Stephenson, who still competes on the LPGA’s Legends Tour, took over Tarpon Woods in April 2017 with her partners, Pasco-based business consultant Michael Vandiver and his wife, Diane. They’ve been working hard ever since to bring the par-72 course bordering Pinellas County’s 8,700-acre Brooker Creek Preserve back to life.
"The course was in bad shape," Stephenson said, noting it had been through several ownership changes since being founded by Ann Fiorentino and her husband in 1971. "The clubhouse was trashed, there hadn’t been any water on the greens in eight years, it was a mess. We had a lot of work to do to get it to where it is now, and we still have a long way to go to get it where it needs to be."
According to Michael Vandiver, Tarpon Woods was in "a pretty sad state."
"It needed a lot of repairs, and over the last year we’ve done close to $400,000 in capital improvements, including a new irrigation system, new grass, clubhouse improvements," he said. "Jan was out there pulling weeds today because she wants this course to be the best that it can be."
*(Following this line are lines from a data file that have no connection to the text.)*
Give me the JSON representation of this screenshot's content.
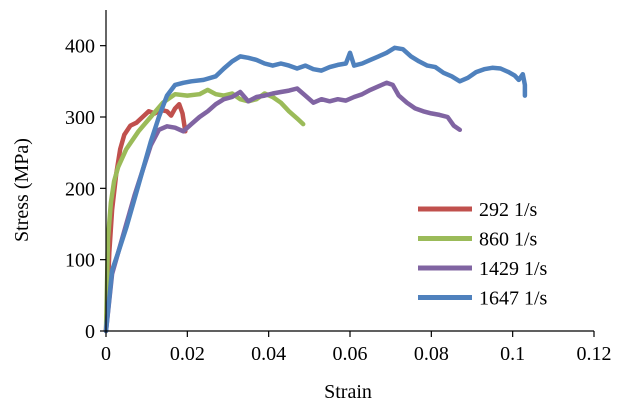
{
  "chart_data": {
    "type": "line",
    "title": "",
    "xlabel": "Strain",
    "ylabel": "Stress (MPa)",
    "xlim": [
      0,
      0.12
    ],
    "ylim": [
      0,
      450
    ],
    "x_ticks": [
      "0",
      "0.02",
      "0.04",
      "0.06",
      "0.08",
      "0.1",
      "0.12"
    ],
    "y_ticks": [
      "0",
      "100",
      "200",
      "300",
      "400"
    ],
    "grid": false,
    "legend_position": "bottom-right",
    "series": [
      {
        "name": "292 1/s",
        "color": "#C0504D",
        "points": [
          [
            0,
            0
          ],
          [
            0.0008,
            110
          ],
          [
            0.0015,
            170
          ],
          [
            0.0025,
            220
          ],
          [
            0.0035,
            255
          ],
          [
            0.0045,
            275
          ],
          [
            0.006,
            288
          ],
          [
            0.0075,
            292
          ],
          [
            0.009,
            300
          ],
          [
            0.0105,
            308
          ],
          [
            0.012,
            305
          ],
          [
            0.0135,
            310
          ],
          [
            0.015,
            308
          ],
          [
            0.016,
            302
          ],
          [
            0.017,
            312
          ],
          [
            0.018,
            318
          ],
          [
            0.0188,
            305
          ],
          [
            0.0195,
            280
          ]
        ]
      },
      {
        "name": "860 1/s",
        "color": "#9BBB59",
        "points": [
          [
            0,
            0
          ],
          [
            0.0005,
            130
          ],
          [
            0.0012,
            180
          ],
          [
            0.002,
            210
          ],
          [
            0.003,
            230
          ],
          [
            0.005,
            255
          ],
          [
            0.008,
            280
          ],
          [
            0.011,
            300
          ],
          [
            0.014,
            320
          ],
          [
            0.017,
            332
          ],
          [
            0.02,
            330
          ],
          [
            0.023,
            332
          ],
          [
            0.025,
            338
          ],
          [
            0.027,
            332
          ],
          [
            0.029,
            330
          ],
          [
            0.031,
            333
          ],
          [
            0.033,
            325
          ],
          [
            0.035,
            322
          ],
          [
            0.037,
            325
          ],
          [
            0.039,
            333
          ],
          [
            0.041,
            328
          ],
          [
            0.043,
            320
          ],
          [
            0.045,
            308
          ],
          [
            0.047,
            298
          ],
          [
            0.0485,
            290
          ]
        ]
      },
      {
        "name": "1429 1/s",
        "color": "#8064A2",
        "points": [
          [
            0,
            0
          ],
          [
            0.0015,
            80
          ],
          [
            0.003,
            110
          ],
          [
            0.005,
            150
          ],
          [
            0.007,
            190
          ],
          [
            0.009,
            225
          ],
          [
            0.011,
            260
          ],
          [
            0.013,
            282
          ],
          [
            0.015,
            287
          ],
          [
            0.017,
            285
          ],
          [
            0.019,
            280
          ],
          [
            0.021,
            290
          ],
          [
            0.023,
            300
          ],
          [
            0.025,
            308
          ],
          [
            0.027,
            318
          ],
          [
            0.029,
            325
          ],
          [
            0.031,
            328
          ],
          [
            0.033,
            335
          ],
          [
            0.035,
            322
          ],
          [
            0.037,
            328
          ],
          [
            0.039,
            330
          ],
          [
            0.041,
            333
          ],
          [
            0.043,
            335
          ],
          [
            0.045,
            337
          ],
          [
            0.047,
            340
          ],
          [
            0.049,
            330
          ],
          [
            0.051,
            320
          ],
          [
            0.053,
            325
          ],
          [
            0.055,
            322
          ],
          [
            0.057,
            325
          ],
          [
            0.059,
            323
          ],
          [
            0.061,
            328
          ],
          [
            0.063,
            332
          ],
          [
            0.065,
            338
          ],
          [
            0.067,
            343
          ],
          [
            0.069,
            348
          ],
          [
            0.0705,
            345
          ],
          [
            0.072,
            330
          ],
          [
            0.074,
            320
          ],
          [
            0.076,
            312
          ],
          [
            0.078,
            308
          ],
          [
            0.08,
            305
          ],
          [
            0.082,
            303
          ],
          [
            0.084,
            300
          ],
          [
            0.0855,
            288
          ],
          [
            0.087,
            282
          ]
        ]
      },
      {
        "name": "1647 1/s",
        "color": "#4F81BD",
        "points": [
          [
            0,
            0
          ],
          [
            0.0015,
            85
          ],
          [
            0.003,
            110
          ],
          [
            0.005,
            145
          ],
          [
            0.007,
            185
          ],
          [
            0.009,
            225
          ],
          [
            0.011,
            265
          ],
          [
            0.013,
            300
          ],
          [
            0.015,
            330
          ],
          [
            0.017,
            345
          ],
          [
            0.019,
            348
          ],
          [
            0.021,
            350
          ],
          [
            0.024,
            352
          ],
          [
            0.027,
            357
          ],
          [
            0.029,
            368
          ],
          [
            0.031,
            378
          ],
          [
            0.033,
            385
          ],
          [
            0.035,
            383
          ],
          [
            0.037,
            380
          ],
          [
            0.039,
            375
          ],
          [
            0.041,
            372
          ],
          [
            0.043,
            375
          ],
          [
            0.045,
            372
          ],
          [
            0.047,
            368
          ],
          [
            0.049,
            372
          ],
          [
            0.051,
            367
          ],
          [
            0.053,
            365
          ],
          [
            0.055,
            370
          ],
          [
            0.057,
            373
          ],
          [
            0.059,
            375
          ],
          [
            0.06,
            390
          ],
          [
            0.061,
            372
          ],
          [
            0.063,
            375
          ],
          [
            0.065,
            380
          ],
          [
            0.067,
            385
          ],
          [
            0.069,
            390
          ],
          [
            0.071,
            397
          ],
          [
            0.073,
            395
          ],
          [
            0.075,
            385
          ],
          [
            0.077,
            378
          ],
          [
            0.079,
            372
          ],
          [
            0.081,
            370
          ],
          [
            0.083,
            362
          ],
          [
            0.085,
            357
          ],
          [
            0.087,
            350
          ],
          [
            0.089,
            355
          ],
          [
            0.091,
            363
          ],
          [
            0.093,
            367
          ],
          [
            0.095,
            369
          ],
          [
            0.097,
            368
          ],
          [
            0.099,
            363
          ],
          [
            0.1005,
            358
          ],
          [
            0.1015,
            352
          ],
          [
            0.1025,
            360
          ],
          [
            0.103,
            345
          ],
          [
            0.103,
            330
          ]
        ]
      }
    ]
  }
}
Tarpon Woods is now designated a Purple Heart course, one of two in the state and five in the country. Its support staff is comprised entirely of veterans, Stephenson said.
Maintenance man Kevin Ervin said he appreciated the opportunities Stephenson and the other Tarpon Woods owners have provided for him and other veterans.
"I’m a vet and I think what they’re doing for vets is awesome," the Citrus Park resident and Gulf War veteran said. "I’ve been working here for two years and they have a lot of vets helping out, for sure. It’s awesome."